The Liberals have promised a plan to balance the operating side of the budget in three years — after which point all deficit spending would go toward capital — as a new fiscal anchor to show government prudence. Ottawa also has pledged to show a declining deficit-to-GDP ratio in the upcoming budget.

Both Bartlett and Jacques have argued the federal government's definition of capital spending is quite broad, which limits its usefulness as a benchmark of fiscal prudence.

Conservative Leader Pierre Poilievre has pushed for the Liberals to cap the deficit at $42 billion this year — the level projected in the fall economic statement from late 2024 — and has accused the Carney government of engaging in "reckless" spending.

Other experts, including former parliamentary budget officer Kevin Page and International Monetary Fund head Kristalina Georgieva, have argued Canada has one of the most prudently managed debts in the G7 and has the capacity to run steeper deficits.

In question period on Wednesday, Carney laid out his argument for using up that fiscal room.

"What this government is going to do is use that deficit to grow this economy like it's never seen before," he said.

Bartlett, who worked in the parliamentary budget office as the lead economic forecaster from 2012 to 2014, said he respects the various commentators in the budget conservation.

"Reasonable people can disagree," he said.

Bartlett said he believes Canada's fiscal position is at an "inflection point."

If Ottawa's sizable spending plans do spur a new wave of investment and economic growth in Canada, the federal debt could return to a sustainable path in due course. But if the spending doesn't pay off, Canadians could end up saddled with an unsustainable level of debt.

"How this evolves over the next few years is really going to come down to resolve, execution and competence on the part of the federal government as to whether or not this gamble is a success or whether or not it is a failure," he said.

Bartlett also warned Canada ought not to take its strong global credit rating for granted.

In his view, credit ratings are determined by two factors — an absolute rating and a relative one.
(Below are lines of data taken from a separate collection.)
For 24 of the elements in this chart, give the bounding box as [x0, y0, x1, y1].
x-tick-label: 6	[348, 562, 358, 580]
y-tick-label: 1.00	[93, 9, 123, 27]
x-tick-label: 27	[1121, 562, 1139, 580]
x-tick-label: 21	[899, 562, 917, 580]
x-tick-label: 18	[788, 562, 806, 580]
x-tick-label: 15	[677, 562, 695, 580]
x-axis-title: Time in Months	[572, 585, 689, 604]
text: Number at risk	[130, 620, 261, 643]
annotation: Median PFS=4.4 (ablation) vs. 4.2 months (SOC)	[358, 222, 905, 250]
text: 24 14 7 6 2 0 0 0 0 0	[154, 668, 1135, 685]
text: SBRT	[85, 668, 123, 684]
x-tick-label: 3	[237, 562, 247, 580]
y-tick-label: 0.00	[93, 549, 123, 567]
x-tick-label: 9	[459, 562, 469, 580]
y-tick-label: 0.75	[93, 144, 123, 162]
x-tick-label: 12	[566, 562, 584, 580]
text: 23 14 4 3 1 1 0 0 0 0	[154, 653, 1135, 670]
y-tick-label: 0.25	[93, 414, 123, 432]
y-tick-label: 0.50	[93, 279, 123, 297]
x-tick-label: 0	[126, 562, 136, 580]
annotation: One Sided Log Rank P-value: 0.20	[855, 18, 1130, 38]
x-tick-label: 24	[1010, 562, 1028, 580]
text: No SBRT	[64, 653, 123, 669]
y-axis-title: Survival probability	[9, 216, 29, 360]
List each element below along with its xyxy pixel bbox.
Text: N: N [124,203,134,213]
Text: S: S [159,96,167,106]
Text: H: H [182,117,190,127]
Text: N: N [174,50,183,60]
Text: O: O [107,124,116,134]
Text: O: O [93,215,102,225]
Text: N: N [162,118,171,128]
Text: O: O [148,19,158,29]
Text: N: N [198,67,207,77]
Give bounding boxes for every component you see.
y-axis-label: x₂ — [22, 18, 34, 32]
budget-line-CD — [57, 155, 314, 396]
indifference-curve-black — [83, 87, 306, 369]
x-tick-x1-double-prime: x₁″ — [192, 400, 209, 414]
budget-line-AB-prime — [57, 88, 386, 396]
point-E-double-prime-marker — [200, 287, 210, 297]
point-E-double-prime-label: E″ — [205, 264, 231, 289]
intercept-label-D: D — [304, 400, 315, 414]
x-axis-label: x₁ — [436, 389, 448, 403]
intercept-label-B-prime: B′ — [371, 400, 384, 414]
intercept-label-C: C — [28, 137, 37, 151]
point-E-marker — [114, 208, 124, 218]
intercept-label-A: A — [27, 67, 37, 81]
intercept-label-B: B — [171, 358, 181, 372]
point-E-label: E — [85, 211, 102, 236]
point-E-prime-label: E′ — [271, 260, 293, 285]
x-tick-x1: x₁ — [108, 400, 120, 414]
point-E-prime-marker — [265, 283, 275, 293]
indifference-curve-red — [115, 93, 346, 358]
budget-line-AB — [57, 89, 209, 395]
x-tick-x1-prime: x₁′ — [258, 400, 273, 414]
While the lack of a declining debt-to-GDP ratio means Ottawa's finances are "heading in the wrong direction," Bartlett said he expects a similar deterioration among other G7 nations will still leave Canada better off than most in the global trade disruption.

"In relative terms, we're still likely to be one of the cleanest dirty shirts in the fiscal laundry basket and we don't expect Canada to see its debt downgraded imminently," he said.